D’autres pays connaissent une situation similaire. Au Tchad, le fils d’Idris Déby a pris le pouvoir avec l’armée après la mort de son père en 2021. Au Gabon, la réélection contestée d’Ali Bongo à l’été 2023 a provoqué un putsch qui a mis fin à la dynastie Bongo, au pouvoir depuis les années 1960. Cependant, le général Brice Oligui Nguema, d’abord salué par la population, s’est installé au pouvoir via un plébiscite. À Madagascar, des manifestations de la jeunesse contre la misère et l’autoritarisme ont conduit à la fuite du président Andry Rajoelina le 12 octobre, laissant place à l’armée, elle aussi initialement acclamée.

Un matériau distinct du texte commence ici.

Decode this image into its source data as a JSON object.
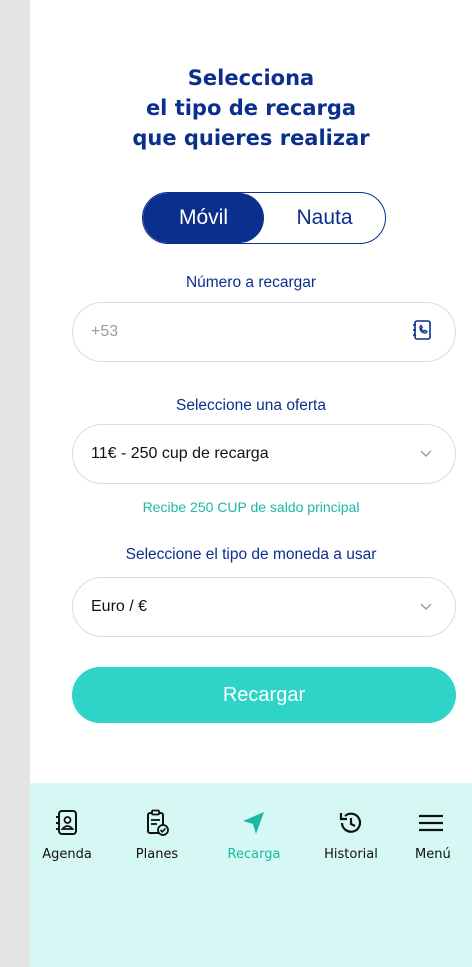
{
  "heading": {
    "line1": "Selecciona",
    "line2": "el tipo de recarga",
    "line3": "que quieres realizar"
  },
  "recharge_type": {
    "options": [
      "Móvil",
      "Nauta"
    ],
    "selected": "Móvil"
  },
  "phone": {
    "label": "Número a recargar",
    "placeholder": "+53",
    "value": ""
  },
  "offer": {
    "label": "Seleccione una oferta",
    "selected": "11€ - 250 cup de recarga",
    "hint": "Recibe 250 CUP de saldo principal"
  },
  "currency": {
    "label": "Seleccione el tipo de moneda a usar",
    "selected": "Euro / €"
  },
  "submit_label": "Recargar",
  "nav": {
    "items": [
      {
        "label": "Agenda",
        "icon": "contacts-book-icon"
      },
      {
        "label": "Planes",
        "icon": "clipboard-check-icon"
      },
      {
        "label": "Recarga",
        "icon": "send-arrow-icon"
      },
      {
        "label": "Historial",
        "icon": "history-icon"
      },
      {
        "label": "Menú",
        "icon": "menu-icon"
      }
    ],
    "active": "Recarga"
  },
  "colors": {
    "primary": "#0b2f8c",
    "accent": "#2ed4c8",
    "hint": "#1cb8a6",
    "nav_background": "#d6f8f5"
  }
}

N’oublions pas les dirigeants au pouvoir depuis des décennies, tels que Teodoro Obiang en Guinée équatoriale (depuis 1979), Paul Biya au Cameroun (depuis 1984), et Yoweri Museveni en Ouganda (depuis 1986). Dans ces pays, comme au Rwanda où Paul Kagame a été réélu avec 99 % des voix, les élections ne sont souvent qu’une façade.

Toutefois, ce sombre tableau doit être nuancé. Une étude de l’Istituto Studi di politica internazionale de Milan, intitulée Eppure, resiste (Et pourtant, elle résiste), souligne que jamais auparavant autant d’élections libres et multipartites n’avaient eu lieu en Afrique, menant à de réelles alternances de pouvoir.

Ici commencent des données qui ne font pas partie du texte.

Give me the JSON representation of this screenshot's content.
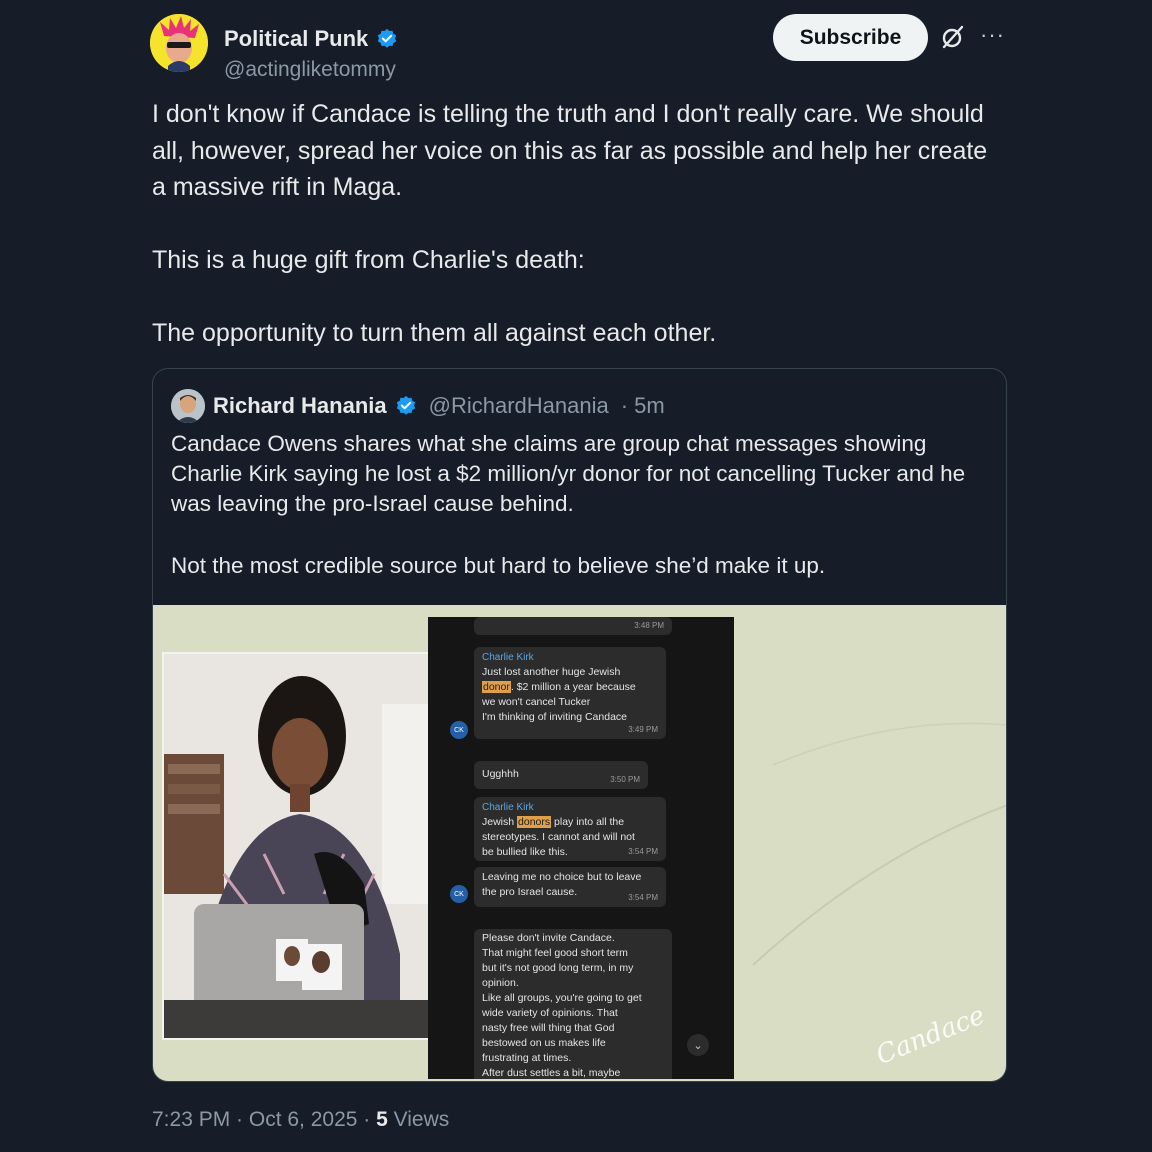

Des nations comme le Sénégal, le Botswana, le Cap-Vert ou le Ghana illustrent cette vitalité démocratique, avec une presse libre, une société civile active et des changements de gouvernement par les urnes. En Afrique du Sud, le Congrès national africain (ANC) a perdu sa majorité absolue et est désormais contraint au partage du pouvoir.

Face à la vague de putschs, l’Union africaine continue de les condamner, soutenue par des puissances régionales comme l’Afrique du Sud et le Nigeria. Malgré leurs propres défis, ces pays maintiennent des processus électoraux pour choisir leurs dirigeants et promeuvent la démocratie.

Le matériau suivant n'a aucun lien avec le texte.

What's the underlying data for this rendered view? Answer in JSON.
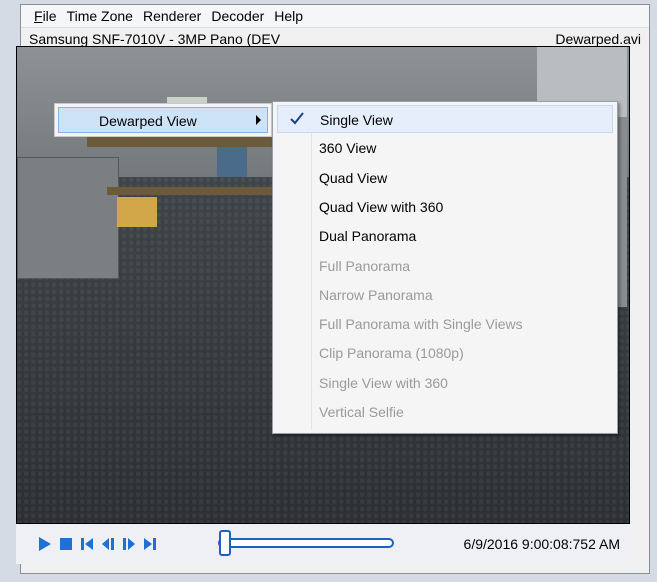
{
  "menubar": {
    "items": [
      {
        "accel": "F",
        "rest": "ile"
      },
      {
        "accel": "",
        "rest": "Time Zone"
      },
      {
        "accel": "",
        "rest": "Renderer"
      },
      {
        "accel": "",
        "rest": "Decoder"
      },
      {
        "accel": "",
        "rest": "Help"
      }
    ]
  },
  "titlebar": {
    "camera": "Samsung SNF-7010V - 3MP Pano (DEV",
    "file": "Dewarped.avi"
  },
  "context_menu": {
    "parent_label": "Dewarped View",
    "items": [
      {
        "label": "Single View",
        "enabled": true,
        "checked": true
      },
      {
        "label": "360 View",
        "enabled": true,
        "checked": false
      },
      {
        "label": "Quad View",
        "enabled": true,
        "checked": false
      },
      {
        "label": "Quad View with 360",
        "enabled": true,
        "checked": false
      },
      {
        "label": "Dual Panorama",
        "enabled": true,
        "checked": false
      },
      {
        "label": "Full Panorama",
        "enabled": false,
        "checked": false
      },
      {
        "label": "Narrow Panorama",
        "enabled": false,
        "checked": false
      },
      {
        "label": "Full Panorama with Single Views",
        "enabled": false,
        "checked": false
      },
      {
        "label": "Clip Panorama (1080p)",
        "enabled": false,
        "checked": false
      },
      {
        "label": "Single View with 360",
        "enabled": false,
        "checked": false
      },
      {
        "label": "Vertical Selfie",
        "enabled": false,
        "checked": false
      }
    ]
  },
  "controls": {
    "timestamp": "6/9/2016 9:00:08:752 AM",
    "accent": "#1f6fd6",
    "position": 0.03
  }
}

La jeunesse africaine, qui représente 70 % de la population du continent, est un moteur de ce changement. À travers des mouvements citoyens, elle exprime sa volonté de construire son propre avenir en s’opposant à la corruption et à l’incompétence. Cette aspiration contraste avec le désenchantement politique et l’attrait pour des figures autoritaires, de Trump à Orbán, qui se manifestent dans les démocraties occidentales.